Riley, a musician, pole vaulter and budding poet and philosopher, was my best man. In 1992, he died of brain cancer. Riley’s death was really my first close-up experience with grief. Kevin, Ken and I were pallbearers at Riley’s funeral. 

A few days ago, I found a Christmas letter Riley had written to me and my wife Laurie. It was written as a poem, with stanza and rhyme, chronicling our friendship over the years. Riley was 32 when he died. His abbreviated life — sans all of the memories with me, Kevin and Ken that could have been — has stayed with me. Every Christmas, when Laurie and I place ornaments on our tree, we are reminded of Riley by the homemade ornament he gave us, which features his photo.
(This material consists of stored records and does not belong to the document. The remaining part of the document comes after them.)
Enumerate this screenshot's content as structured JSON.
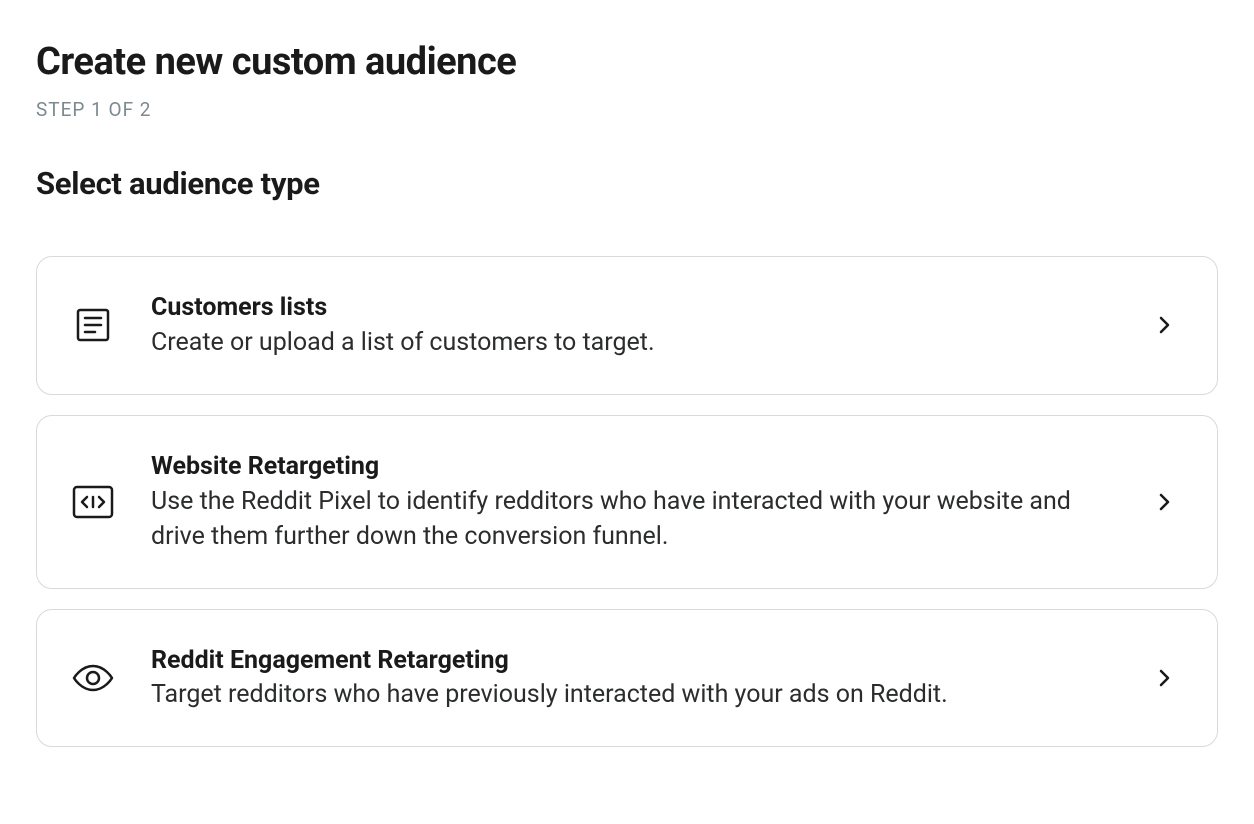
{
  "header": {
    "title": "Create new custom audience",
    "step": "STEP 1 OF 2"
  },
  "section": {
    "title": "Select audience type"
  },
  "options": [
    {
      "title": "Customers lists",
      "description": "Create or upload a list of customers to target."
    },
    {
      "title": "Website Retargeting",
      "description": "Use the Reddit Pixel to identify redditors who have interacted with your website and drive them further down the conversion funnel."
    },
    {
      "title": "Reddit Engagement Retargeting",
      "description": "Target redditors who have previously interacted with your ads on Reddit."
    }
  ]
}
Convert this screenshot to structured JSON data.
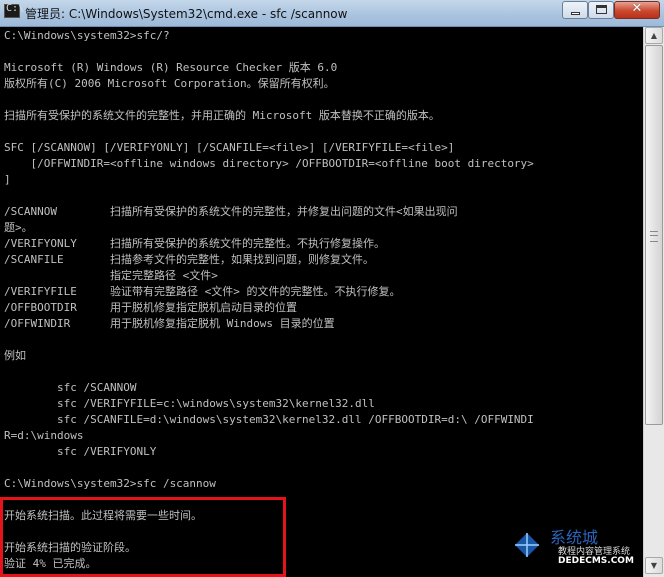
{
  "window": {
    "title": "管理员: C:\\Windows\\System32\\cmd.exe - sfc  /scannow",
    "minimize_icon": "minimize-icon",
    "maximize_icon": "maximize-icon",
    "close_icon": "close-icon"
  },
  "console": {
    "lines": [
      "C:\\Windows\\system32>sfc/?",
      "",
      "Microsoft (R) Windows (R) Resource Checker 版本 6.0",
      "版权所有(C) 2006 Microsoft Corporation。保留所有权利。",
      "",
      "扫描所有受保护的系统文件的完整性，并用正确的 Microsoft 版本替换不正确的版本。",
      "",
      "SFC [/SCANNOW] [/VERIFYONLY] [/SCANFILE=<file>] [/VERIFYFILE=<file>]",
      "    [/OFFWINDIR=<offline windows directory> /OFFBOOTDIR=<offline boot directory>",
      "]",
      "",
      "/SCANNOW        扫描所有受保护的系统文件的完整性，并修复出问题的文件<如果出现问",
      "题>。",
      "/VERIFYONLY     扫描所有受保护的系统文件的完整性。不执行修复操作。",
      "/SCANFILE       扫描参考文件的完整性，如果找到问题，则修复文件。",
      "                指定完整路径 <文件>",
      "/VERIFYFILE     验证带有完整路径 <文件> 的文件的完整性。不执行修复。",
      "/OFFBOOTDIR     用于脱机修复指定脱机启动目录的位置",
      "/OFFWINDIR      用于脱机修复指定脱机 Windows 目录的位置",
      "",
      "例如",
      "",
      "        sfc /SCANNOW",
      "        sfc /VERIFYFILE=c:\\windows\\system32\\kernel32.dll",
      "        sfc /SCANFILE=d:\\windows\\system32\\kernel32.dll /OFFBOOTDIR=d:\\ /OFFWINDI",
      "R=d:\\windows",
      "        sfc /VERIFYONLY",
      "",
      "C:\\Windows\\system32>sfc /scannow",
      "",
      "开始系统扫描。此过程将需要一些时间。",
      "",
      "开始系统扫描的验证阶段。",
      "验证 4% 已完成。"
    ]
  },
  "watermark": {
    "brand": "系统城",
    "tagline": "教程内容管理系统",
    "url": "DEDECMS.COM",
    "logo_icon": "windows-logo-icon"
  }
}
A homemade Christmas ornament of my late friend Riley Beckstead, left, and a Christmas letter he sent a few years before his death.

This Christmas, there will be moments when memories of Christmases past bring sadness. It could be triggered by a song, a photograph or a letter written by a loved one. 

A suggestion from the Blaney Funeral Home counselor: do not be afraid of the memories or of talking about what you are feeling. Family and friends want to hear from you and follow your lead in mentioning the deceased, she said. A good way to keep memories alive is to have a candle that is always lit in a prominent place in the home with a picture of your loved one next to it.